- Theatrical release poster
- Directed by: Robert–Rajasekar
- Screenplay by: Robert–Rajasekar
- Story by: S. Rajasekar
- Produced by: S. K. Rajagopal
- Starring: Ramki Nirosha
- Cinematography: Robert–Rajasekar
- Edited by: R. T. Annadurai
- Music by: Songs: S. A. Rajkumar Score: Vidyasagar
- Production company: Ess Kay Film Combines
- Distributed by: K. R. Enterprises
- Release date: 2 December 1988;
- Country: India
- Language: Tamil

= Paravaigal Palavitham =

Paravaigal Palavitham is a 1988 Indian Tamil-language masala film directed by Robert–Rajasekar. The film stars Ramki and Nirosha. It was released on 2 December 1988. The film was remade in Telugu as Chinnari Sneham.

== Plot ==

A group of friends in college dream of achieving success in life. However, each one of them faces a different set of problems with employment, family or finance. This results in most of them leading an unhappy and tragic life showing the idealistic and dreamy college life is nowhere in touch with cruel and cold day-to-day reality with Janaki becoming a prostitute, Sekar becoming a gangster, Shiva becoming a marriage broker where he gets to make no use of his education, Rekha unable to find a groom due to her outspoken nature and high education, and Raja being thrown out of job constantly due to his straightforwardness.
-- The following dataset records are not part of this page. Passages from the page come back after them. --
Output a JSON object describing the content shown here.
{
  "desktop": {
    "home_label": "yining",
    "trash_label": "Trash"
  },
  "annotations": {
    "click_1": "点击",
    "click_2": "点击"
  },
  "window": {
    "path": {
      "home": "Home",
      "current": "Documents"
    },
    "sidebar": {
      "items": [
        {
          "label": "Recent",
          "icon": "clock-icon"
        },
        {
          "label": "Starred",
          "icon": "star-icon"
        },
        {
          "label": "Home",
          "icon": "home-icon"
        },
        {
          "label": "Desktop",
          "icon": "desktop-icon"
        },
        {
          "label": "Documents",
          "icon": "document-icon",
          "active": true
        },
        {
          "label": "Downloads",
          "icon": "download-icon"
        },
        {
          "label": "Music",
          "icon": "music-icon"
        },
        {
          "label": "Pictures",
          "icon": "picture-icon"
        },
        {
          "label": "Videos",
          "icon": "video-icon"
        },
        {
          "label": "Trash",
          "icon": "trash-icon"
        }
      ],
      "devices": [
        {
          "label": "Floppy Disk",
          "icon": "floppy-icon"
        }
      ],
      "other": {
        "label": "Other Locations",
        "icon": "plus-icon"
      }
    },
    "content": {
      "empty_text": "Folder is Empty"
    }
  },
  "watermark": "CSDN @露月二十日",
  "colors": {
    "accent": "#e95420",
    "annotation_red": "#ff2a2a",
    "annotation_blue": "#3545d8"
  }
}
Sekar and Janaki user their connections with the dark underbelly of life and fix the problem of all others and dying in the end, as a couple.

== Production ==
Besides directing, Robert–Rajasekar also handled the cinematography. The film was launched on Prasad recording studios on July 1987 along with the song recording of "Manam Paada". The film saw the cast and crew of Chinna Poove Mella Pesu (1987) teaming up for the second time. A fight sequence of Ramki was shot at Thiruvallikeni, Chennai.

== Soundtrack ==
The music was composed by S. A. Rajkumar, who also wrote the lyrics.

| Song | Singers |
|---|---|
| "Manam Padida" | Swarnalatha, Mano, Dinesh |
| "Naan Kadanthu" | S. P. Balasubrahmanyam |
| "Saalaiyoram Pogum" | Malaysia Vasudevan |
| "Vaanathila Koodu" | Malaysia Vasudevan |
| "Yaar Endru" | S. P. Sailaja, Malaysia Vasudevan |

== Release and reception ==
Paravaigal Palavitham was released on 2 December 1988. The following week, The Indian Express panned the film and said, "It's only Janagaraj's excellent histrionics that comes as a saving grace".